CALIMERA- Proprio quando a Napoli i carabinieri hanno scoperto l’ennesimo caso di falsi invalidi, continua la battaglia di una mamma salentina per veder riconosciuto un diritto minimo al suo bambino ammalato. 

Come anticipato, la mamma del piccolo Mattia è stata contattata dall’Inps di Roma. Forse l’indennità di accompagnamento negata al bimbo di Calimera affetto da una malattia genetica e soggetto a continui interventi chirurgici, sarà nuovamente assegnata.

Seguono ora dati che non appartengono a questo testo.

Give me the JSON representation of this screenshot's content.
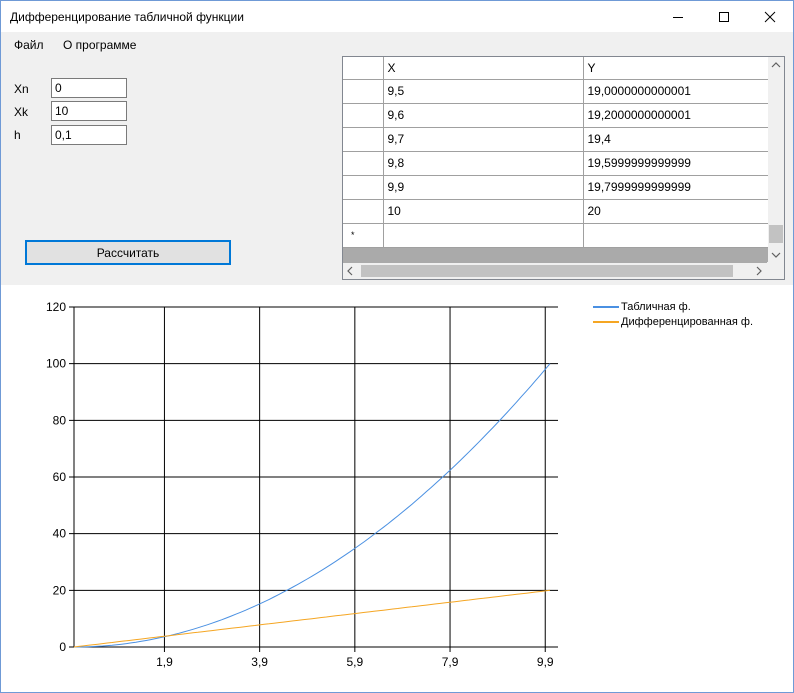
{
  "window": {
    "title": "Дифференцирование табличной функции"
  },
  "menu": {
    "items": [
      {
        "label": "Файл"
      },
      {
        "label": "О программе"
      }
    ]
  },
  "inputs": {
    "xn": {
      "label": "Xn",
      "value": "0"
    },
    "xk": {
      "label": "Xk",
      "value": "10"
    },
    "h": {
      "label": "h",
      "value": "0,1"
    }
  },
  "calc_button": {
    "label": "Рассчитать"
  },
  "grid": {
    "columns": [
      "X",
      "Y"
    ],
    "rows": [
      [
        "9,5",
        "19,0000000000001"
      ],
      [
        "9,6",
        "19,2000000000001"
      ],
      [
        "9,7",
        "19,4"
      ],
      [
        "9,8",
        "19,5999999999999"
      ],
      [
        "9,9",
        "19,7999999999999"
      ],
      [
        "10",
        "20"
      ]
    ],
    "new_row_marker": "*"
  },
  "colors": {
    "tabular": "#4a90e2",
    "differentiated": "#f5a623",
    "accent": "#0078d7"
  },
  "chart_data": {
    "type": "line",
    "ylim": [
      0,
      120
    ],
    "xlim": [
      0,
      10
    ],
    "y_ticks": [
      "120",
      "100",
      "80",
      "60",
      "40",
      "20",
      "0"
    ],
    "x_ticks": [
      "1,9",
      "3,9",
      "5,9",
      "7,9",
      "9,9"
    ],
    "x_tick_values": [
      1.9,
      3.9,
      5.9,
      7.9,
      9.9
    ],
    "grid": true,
    "legend": "top-right",
    "series": [
      {
        "name": "Табличная ф.",
        "function": "x^2",
        "x_start": 0,
        "x_end": 10,
        "step": 0.1
      },
      {
        "name": "Дифференцированная ф.",
        "function": "2x",
        "x_start": 0,
        "x_end": 10,
        "step": 0.1
      }
    ]
  }
}
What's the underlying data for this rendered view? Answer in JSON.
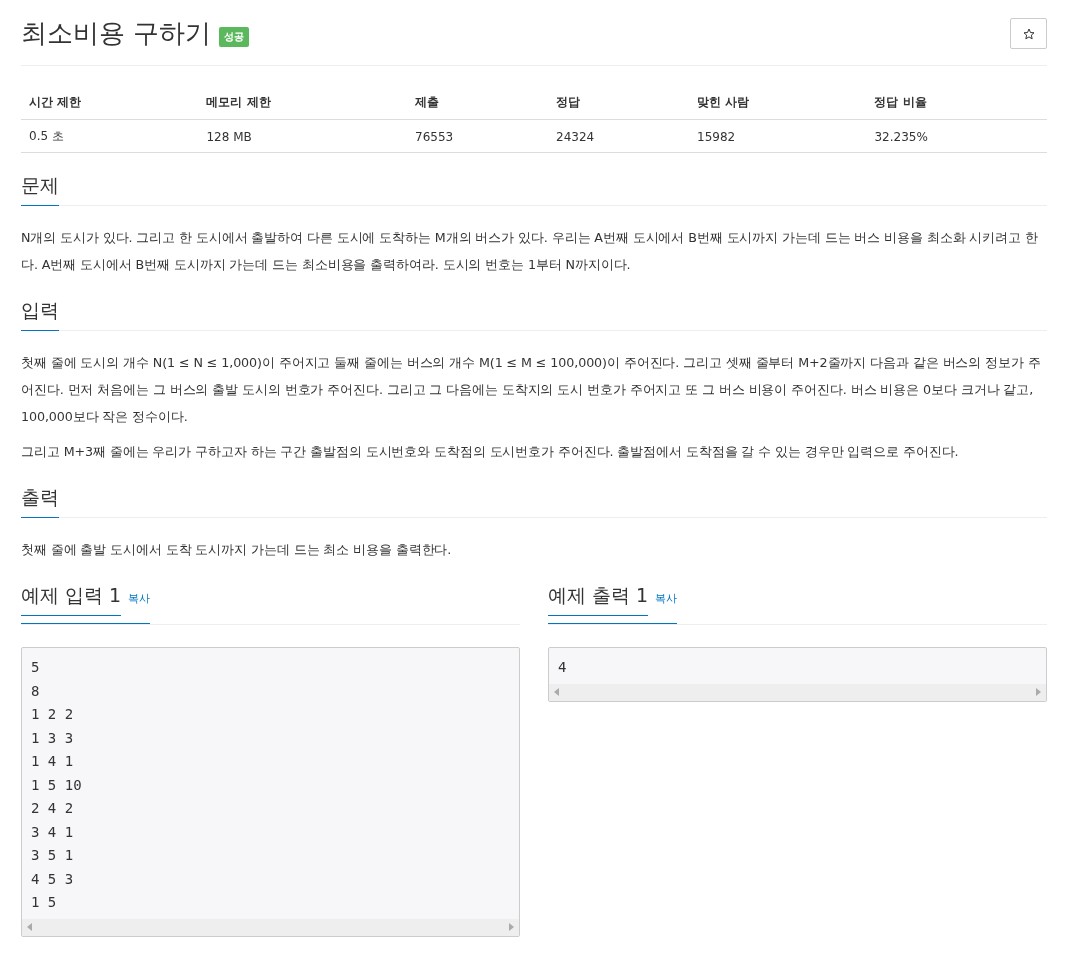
{
  "title": "최소비용 구하기",
  "result_badge": "성공",
  "stats": {
    "columns": [
      "시간 제한",
      "메모리 제한",
      "제출",
      "정답",
      "맞힌 사람",
      "정답 비율"
    ],
    "values": [
      "0.5 초",
      "128 MB",
      "76553",
      "24324",
      "15982",
      "32.235%"
    ]
  },
  "sections": [
    {
      "heading": "문제",
      "paragraphs": [
        "N개의 도시가 있다. 그리고 한 도시에서 출발하여 다른 도시에 도착하는 M개의 버스가 있다. 우리는 A번째 도시에서 B번째 도시까지 가는데 드는 버스 비용을 최소화 시키려고 한다. A번째 도시에서 B번째 도시까지 가는데 드는 최소비용을 출력하여라. 도시의 번호는 1부터 N까지이다."
      ]
    },
    {
      "heading": "입력",
      "paragraphs": [
        "첫째 줄에 도시의 개수 N(1 ≤ N ≤ 1,000)이 주어지고 둘째 줄에는 버스의 개수 M(1 ≤ M ≤ 100,000)이 주어진다. 그리고 셋째 줄부터 M+2줄까지 다음과 같은 버스의 정보가 주어진다. 먼저 처음에는 그 버스의 출발 도시의 번호가 주어진다. 그리고 그 다음에는 도착지의 도시 번호가 주어지고 또 그 버스 비용이 주어진다. 버스 비용은 0보다 크거나 같고, 100,000보다 작은 정수이다.",
        "그리고 M+3째 줄에는 우리가 구하고자 하는 구간 출발점의 도시번호와 도착점의 도시번호가 주어진다. 출발점에서 도착점을 갈 수 있는 경우만 입력으로 주어진다."
      ]
    },
    {
      "heading": "출력",
      "paragraphs": [
        "첫째 줄에 출발 도시에서 도착 도시까지 가는데 드는 최소 비용을 출력한다."
      ]
    }
  ],
  "samples": [
    {
      "heading": "예제 입력 1",
      "copy_link": "복사",
      "lines": [
        "5",
        "8",
        "1 2 2",
        "1 3 3",
        "1 4 1",
        "1 5 10",
        "2 4 2",
        "3 4 1",
        "3 5 1",
        "4 5 3",
        "1 5"
      ]
    },
    {
      "heading": "예제 출력 1",
      "copy_link": "복사",
      "lines": [
        "4"
      ]
    }
  ]
}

I funzionari hanno telefonato a mamma Roberta ed hanno concordato che il bambino sarà visitato direttamente da loro. Approfittando del fatto che, in quei giorni, Mattia sarà a Napoli per una ecografia, lo incontreranno lì e sarà sottoposto agli accertamenti di rito al termine dei quali l’ente previdenziale deciderà se erogare o meno il contributo di 480 euro al mese, che tanto fa comodo a questa famiglia costretta a continui viaggi negli ospedali di Genova e Napoli.

Proprio a Napoli, i gentisti dell’ospedale Cardarelli hanno steso una lunga relazione sulla patologioa di Mattia, che non ha ancora un nome ed è tuttora in corso di studio. E questa relazione è stata finalmente letta anche dai medici dell’Inps romano. Una sinergia tra i genetisti e l’Inps è quello che ha sempre chiesto mamma Roberta, perché solo così ci si può rendere conto di quali siano i problemi di Mattia, operato più volte ad una gambina e costretto ad indossare un tutore per diverse ore al giorno.